According to the Federal Reserve, the economic activity in the U.S. continued to expand, with many districts recording a high number since early January all through to late February. However, the Federal Reserve says that conditions varied within sectors and across regions.
This mixed picture shows the difficult time Fed policymakers will have when they meet next to decide how interest rates will look come March 15, 2016.
According to the Beige Book report released by the Fed, there was a considerable increase in consumer spending in most districts. The manufacturing activity did not change much as strong dollar, deteriorating global outlook and demand in energy continued to hurt the sector.
Fed policymakers have been seen to raise interest rates in the past, rising from the initial near Zero that was recorded in December. However, this time it is expected that they will refrain from a rate increase as they continue assessing how lower inflation that’s expected in the U.S. as well as tightening financial conditions will impact the economy.

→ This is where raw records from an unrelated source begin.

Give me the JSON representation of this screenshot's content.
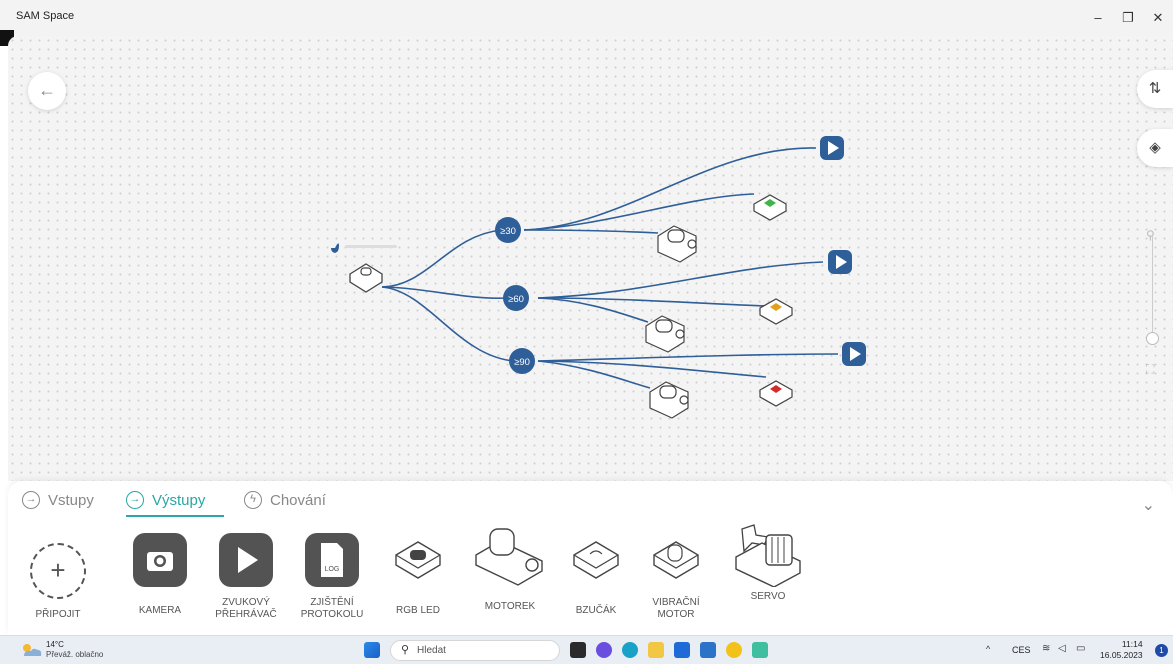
{
  "app": {
    "title": "SAM Space"
  },
  "window_controls": {
    "minimize": "–",
    "restore": "❐",
    "close": "✕"
  },
  "canvas": {
    "back_icon": "←",
    "conditions": [
      "≥30",
      "≥60",
      "≥90"
    ]
  },
  "tabs": [
    {
      "label": "Vstupy",
      "icon": "arrow-in-icon"
    },
    {
      "label": "Výstupy",
      "icon": "arrow-out-icon",
      "active": true
    },
    {
      "label": "Chování",
      "icon": "bolt-icon"
    }
  ],
  "tools": [
    {
      "label": "PŘIPOJIT"
    },
    {
      "label": "KAMERA"
    },
    {
      "label": "ZVUKOVÝ",
      "label2": "PŘEHRÁVAČ"
    },
    {
      "label": "ZJIŠTĚNÍ",
      "label2": "PROTOKOLU",
      "badge": "LOG"
    },
    {
      "label": "RGB LED"
    },
    {
      "label": "MOTOREK"
    },
    {
      "label": "BZUČÁK"
    },
    {
      "label": "VIBRAČNÍ",
      "label2": "MOTOR"
    },
    {
      "label": "SERVO"
    }
  ],
  "taskbar": {
    "temp": "14°C",
    "weather": "Převáž. oblačno",
    "search_placeholder": "Hledat",
    "lang": "CES",
    "time": "11:14",
    "date": "16.05.2023",
    "notifications": "1"
  },
  "colors": {
    "accent": "#2aa7a6",
    "node": "#2f5f98",
    "led_green": "#3fb549",
    "led_yellow": "#e0a21a",
    "led_red": "#d62b2b"
  }
}
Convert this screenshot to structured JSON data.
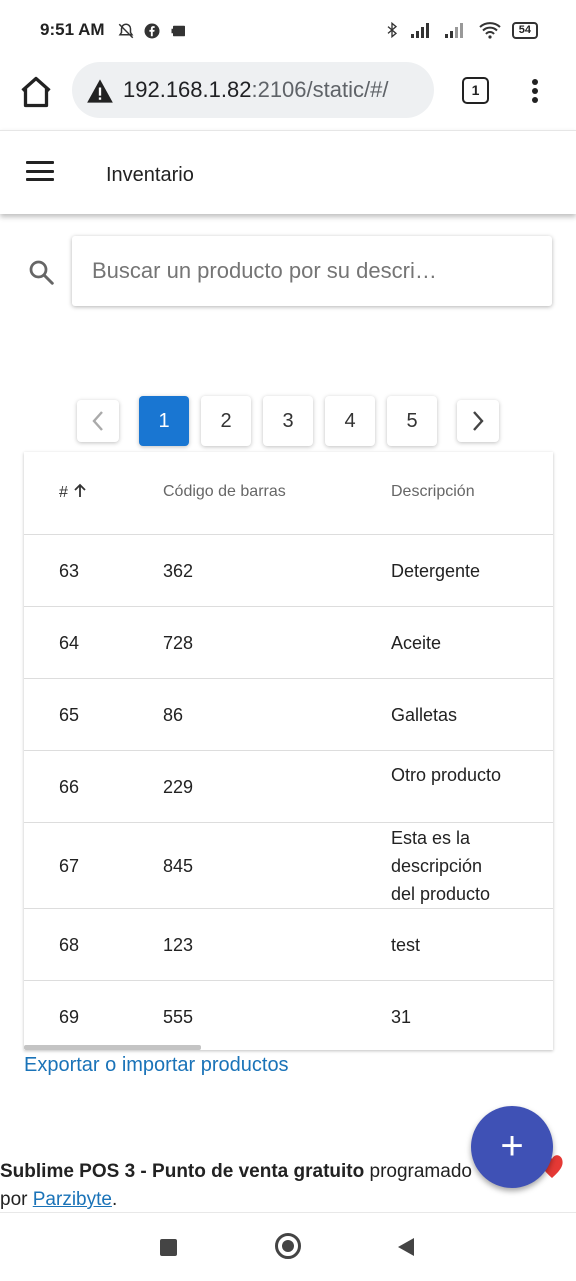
{
  "status_bar": {
    "time": "9:51 AM",
    "battery": "54",
    "left_icons": [
      "bell-off-icon",
      "facebook-icon",
      "cast-icon"
    ],
    "right_icons": [
      "bluetooth-icon",
      "signal-icon",
      "signal-icon",
      "wifi-icon",
      "battery-icon"
    ]
  },
  "browser": {
    "url_host": "192.168.1.82",
    "url_path": ":2106/static/#/",
    "tab_count": "1"
  },
  "app_bar": {
    "title": "Inventario"
  },
  "search": {
    "placeholder": "Buscar un producto por su descri…",
    "value": ""
  },
  "pagination": {
    "prev_icon": "chevron-left-icon",
    "next_icon": "chevron-right-icon",
    "pages": [
      "1",
      "2",
      "3",
      "4",
      "5"
    ],
    "active_page": "1"
  },
  "table": {
    "columns": {
      "id": "#",
      "sort_icon": "arrow-up-icon",
      "barcode": "Código de barras",
      "description": "Descripción"
    },
    "rows": [
      {
        "id": "63",
        "barcode": "362",
        "description": "Detergente"
      },
      {
        "id": "64",
        "barcode": "728",
        "description": "Aceite"
      },
      {
        "id": "65",
        "barcode": "86",
        "description": "Galletas"
      },
      {
        "id": "66",
        "barcode": "229",
        "description": "Otro producto"
      },
      {
        "id": "67",
        "barcode": "845",
        "description": "Esta es la descripción del producto"
      },
      {
        "id": "68",
        "barcode": "123",
        "description": "test"
      },
      {
        "id": "69",
        "barcode": "555",
        "description": "31"
      }
    ]
  },
  "links": {
    "export": "Exportar o importar productos"
  },
  "footer": {
    "brand": "Sublime POS 3 - Punto de venta gratuito",
    "text_middle": " programado ",
    "text_by": "por ",
    "author": "Parzibyte",
    "end": "."
  },
  "fab": {
    "label": "+"
  },
  "colors": {
    "primary": "#1976d2",
    "fab": "#3f51b5",
    "link": "#1a73b8"
  }
}
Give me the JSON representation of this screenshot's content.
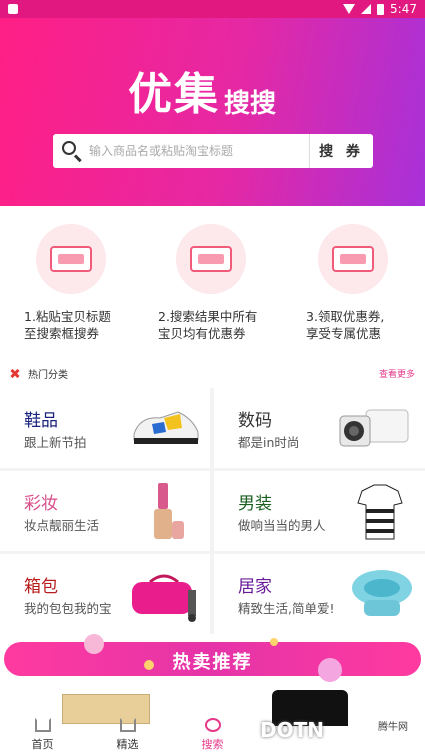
{
  "status_bar": {
    "time": "5:47",
    "app_indicator_icon": "app-notification-icon"
  },
  "brand": {
    "logo_main": "优集",
    "logo_sub": "搜搜"
  },
  "search": {
    "placeholder": "输入商品名或粘贴淘宝标题",
    "button_label": "搜 券"
  },
  "steps": [
    {
      "line1": "1.粘贴宝贝标题",
      "line2": "至搜索框搜券",
      "icon": "paste-title-icon"
    },
    {
      "line1": "2.搜索结果中所有",
      "line2": "宝贝均有优惠券",
      "icon": "coupon-results-icon"
    },
    {
      "line1": "3.领取优惠券,",
      "line2": "享受专属优惠",
      "icon": "claim-coupon-icon"
    }
  ],
  "hot_categories": {
    "title": "热门分类",
    "more": "查看更多"
  },
  "categories": [
    {
      "name": "鞋品",
      "subtitle": "跟上新节拍",
      "color": "#1a237e",
      "image_icon": "sneaker-icon"
    },
    {
      "name": "数码",
      "subtitle": "都是in时尚",
      "color": "#333333",
      "image_icon": "camera-icon"
    },
    {
      "name": "彩妆",
      "subtitle": "妆点靓丽生活",
      "color": "#d84d8a",
      "image_icon": "lipstick-icon"
    },
    {
      "name": "男装",
      "subtitle": "做响当当的男人",
      "color": "#1b5e20",
      "image_icon": "polo-shirt-icon"
    },
    {
      "name": "箱包",
      "subtitle": "我的包包我的宝",
      "color": "#b71c1c",
      "image_icon": "travel-bag-icon"
    },
    {
      "name": "居家",
      "subtitle": "精致生活,简单爱!",
      "color": "#6a1b9a",
      "image_icon": "basin-icon"
    }
  ],
  "hot_banner": {
    "label": "热卖推荐"
  },
  "tabs": [
    {
      "label": "首页",
      "icon": "home-icon"
    },
    {
      "label": "精选",
      "icon": "heart-icon"
    },
    {
      "label": "搜索",
      "icon": "search-tab-icon",
      "active": true
    },
    {
      "label": "",
      "icon": "product-icon"
    },
    {
      "label": "",
      "icon": "user-icon"
    }
  ],
  "watermark": {
    "text": "DOTN",
    "sub": "腾牛网"
  },
  "colors": {
    "accent": "#e53989",
    "hero_start": "#ff1f85",
    "hero_end": "#a731d9"
  }
}
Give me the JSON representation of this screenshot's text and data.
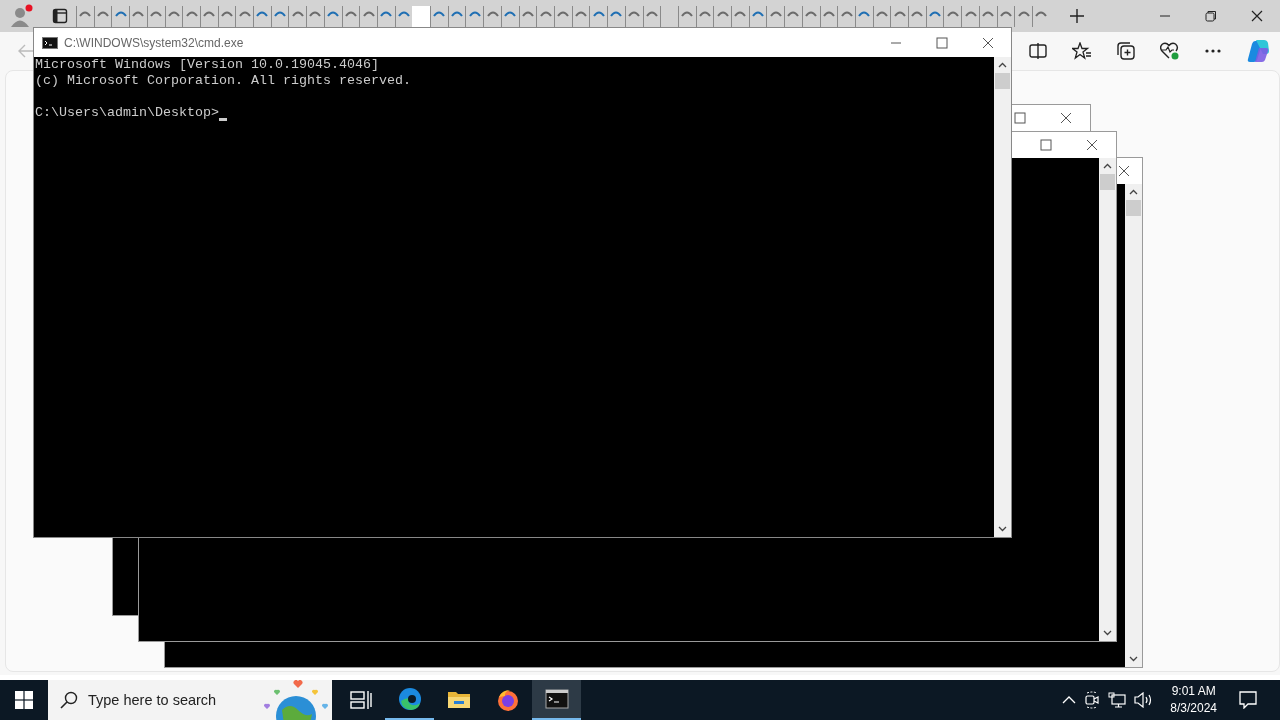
{
  "browser": {
    "tabs": [
      {
        "color": "#6b6b6b",
        "selected": false
      },
      {
        "color": "#6b6b6b",
        "selected": false
      },
      {
        "color": "#1f6fb3",
        "selected": false
      },
      {
        "color": "#6b6b6b",
        "selected": false
      },
      {
        "color": "#6b6b6b",
        "selected": false
      },
      {
        "color": "#6b6b6b",
        "selected": false
      },
      {
        "color": "#6b6b6b",
        "selected": false
      },
      {
        "color": "#6b6b6b",
        "selected": false
      },
      {
        "color": "#6b6b6b",
        "selected": false
      },
      {
        "color": "#6b6b6b",
        "selected": false
      },
      {
        "color": "#1f6fb3",
        "selected": false
      },
      {
        "color": "#1f6fb3",
        "selected": false
      },
      {
        "color": "#6b6b6b",
        "selected": false
      },
      {
        "color": "#6b6b6b",
        "selected": false
      },
      {
        "color": "#1f6fb3",
        "selected": false
      },
      {
        "color": "#6b6b6b",
        "selected": false
      },
      {
        "color": "#6b6b6b",
        "selected": false
      },
      {
        "color": "#1f6fb3",
        "selected": false
      },
      {
        "color": "#1f6fb3",
        "selected": false
      },
      {
        "selected": true
      },
      {
        "color": "#1f6fb3",
        "selected": false
      },
      {
        "color": "#1f6fb3",
        "selected": false
      },
      {
        "color": "#1f6fb3",
        "selected": false
      },
      {
        "color": "#6b6b6b",
        "selected": false
      },
      {
        "color": "#1f6fb3",
        "selected": false
      },
      {
        "color": "#6b6b6b",
        "selected": false
      },
      {
        "color": "#6b6b6b",
        "selected": false
      },
      {
        "color": "#6b6b6b",
        "selected": false
      },
      {
        "color": "#6b6b6b",
        "selected": false
      },
      {
        "color": "#1f6fb3",
        "selected": false
      },
      {
        "color": "#1f6fb3",
        "selected": false
      },
      {
        "color": "#6b6b6b",
        "selected": false
      },
      {
        "color": "#6b6b6b",
        "selected": false
      },
      {
        "selected": false
      },
      {
        "color": "#6b6b6b",
        "selected": false
      },
      {
        "color": "#6b6b6b",
        "selected": false
      },
      {
        "color": "#6b6b6b",
        "selected": false
      },
      {
        "color": "#6b6b6b",
        "selected": false
      },
      {
        "color": "#1f6fb3",
        "selected": false
      },
      {
        "color": "#6b6b6b",
        "selected": false
      },
      {
        "color": "#6b6b6b",
        "selected": false
      },
      {
        "color": "#6b6b6b",
        "selected": false
      },
      {
        "color": "#6b6b6b",
        "selected": false
      },
      {
        "color": "#6b6b6b",
        "selected": false
      },
      {
        "color": "#1f6fb3",
        "selected": false
      },
      {
        "color": "#6b6b6b",
        "selected": false
      },
      {
        "color": "#6b6b6b",
        "selected": false
      },
      {
        "color": "#6b6b6b",
        "selected": false
      },
      {
        "color": "#1f6fb3",
        "selected": false
      },
      {
        "color": "#6b6b6b",
        "selected": false
      },
      {
        "color": "#6b6b6b",
        "selected": false
      },
      {
        "color": "#6b6b6b",
        "selected": false
      },
      {
        "color": "#6b6b6b",
        "selected": false
      },
      {
        "color": "#6b6b6b",
        "selected": false
      },
      {
        "color": "#6b6b6b",
        "selected": false
      }
    ]
  },
  "console": {
    "title": "C:\\WINDOWS\\system32\\cmd.exe",
    "lines": [
      "Microsoft Windows [Version 10.0.19045.4046]",
      "(c) Microsoft Corporation. All rights reserved."
    ],
    "prompt": "C:\\Users\\admin\\Desktop>"
  },
  "taskbar": {
    "search": {
      "placeholder": "Type here to search"
    },
    "apps": [
      {
        "kind": "taskview",
        "running": false,
        "selected": false
      },
      {
        "kind": "edge",
        "running": true,
        "selected": false
      },
      {
        "kind": "explorer",
        "running": false,
        "selected": false
      },
      {
        "kind": "firefox",
        "running": false,
        "selected": false
      },
      {
        "kind": "terminal",
        "running": true,
        "selected": true
      }
    ],
    "clock": {
      "time": "9:01 AM",
      "date": "8/3/2024"
    }
  }
}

Various contacts in Chicago, Boston and Cleveland reported that consumers should be cautious when it comes to their spending because of market volatility. In fact, Chicago and Boston expressed what they called disappointment that consumers were not using much of their windfall from low gas prices. Chicago Fed further noted that concerns in slower economic growth globally had contributed to decline in equity markets, increase in the uncertainty of financial markets and wider spreads when it comes to asset-backed securities.
For most districts, credit standard did not change, according to the Fed. Contacts in Philadelphia noted tightening standards, more so for energy-related industries.
Wages in the U.S. generally increased, which is a positive sign. According to the St. Louis Fed, it had recorded the strongest wage growth assessment in a period of two years, even with other districts seeing ease in wage pressures.